これからの千年を、森とともに。
「千年の森自然学校」×「拓匠開発」の新しい挑戦

「ツリーハウスの街」ときいて、どんなものを想像しますか?
トムソーヤと仲間たちが、木の上で陽気な生活をするために集まる、夢のような街?
あるいは、大人も子供も隠れ家の感覚で楽しめる、レクリエーションの建物が並ぶアスレチックランド?
どちらも、違うんです。
「千年の森」のツリーハウスは、実は森の保全のためにつくられています。
森の手入れを目的とした、最初のツリーハウスができてから10 年あまり・・・
すでに30 ものツリーハウスが点在し、街をつくりはじめました。森と向き合って、
この森をどういう森にしていこうか。
そう考えて1 本の木を守ることを決めた瞬間から、あなたと森がつくる次のミレニアム、
ここから1000 年がはじまるのです。
そんな森に魅せられ、サポートしようと名乗りを上げた「拓匠開発」。「木」と「家」を
扱う企業として、「千年の森」と共に歩み始めました。
「Tree House for Next Millennium ツリーハウスの街」は、ツリーハウスを中心に森を保全するための仕組みを、森の潤滑油として企業がサポートしていき持続可能にするという、
新しいモデルケースです。

背景には、大切な森の悲しい現状がありました。

日本に広がる森林が、国土面積に占める割合は約67%。先進国において有数の森林大国です。
一昔前、木材の役割は家をつくる資材のみならず、家具や、生活に密着した雑貨、燃料も蒔炭材でした。その木材の需要が急速に拡大したのが戦後の復興の頃。供給が追いつかず政府は急速な植林を行いました。ただ木が成長する約40年の間に海外からの安い木材の輸入が進んだことで、日本の林業は衰退の一途を辿っています。結果、拡大造林されたスギやヒノキは現在収穫期を迎えていますが、使われずに放置される状況にあります。国産材の需要低下に伴い、森林の手入れをする費用が賄えず、荒廃している森林も少なくありません。荒廃した森林は、森のもつ機能を発揮するどころか、土砂災害や不法投棄など、人との関係において、解決すべき問題となっています。

千年の森自然学校長野県大町市/ 森の運営

300 ヘクタールの広大な森で、ツリーハウスと自然学校( 対親子・対学生)を運営する千年の森自然学校。
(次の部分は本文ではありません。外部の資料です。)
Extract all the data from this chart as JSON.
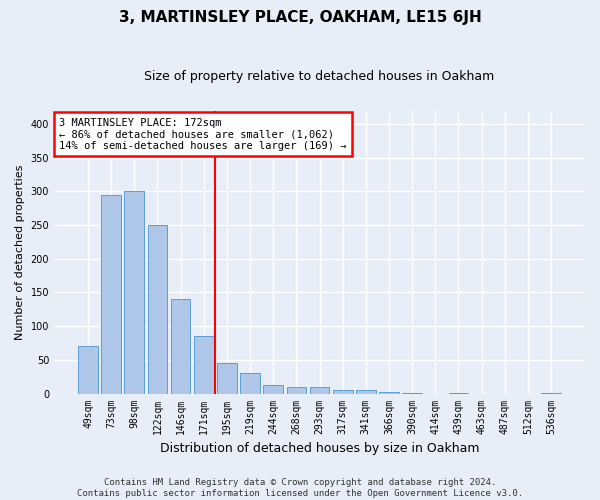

30のツリーハウス、7 つの沢、20の滝、標高差は700m、豊かな自然環境広がり、土壌有機物やカモシカ約20 頭をはじめとした森林生態系に恵まれた、四季によっても表情が異なる豊かな森である。この森にはオートキャンプ場のような更地はなく、「遊び」「生活」「冒険」をテーマに共生林として森と人が共存する場を提供しており、森を探検するように散策に出かけると人間の本来のリズムや呼吸を思い出すことができる。その考え方に共感した、ツリーハウスを持つ家族や多くの自然学校への参加者が森を共に守り、つくり始めて約20 年・・・
家族が成長していくのと同様に、歴史を重ねている。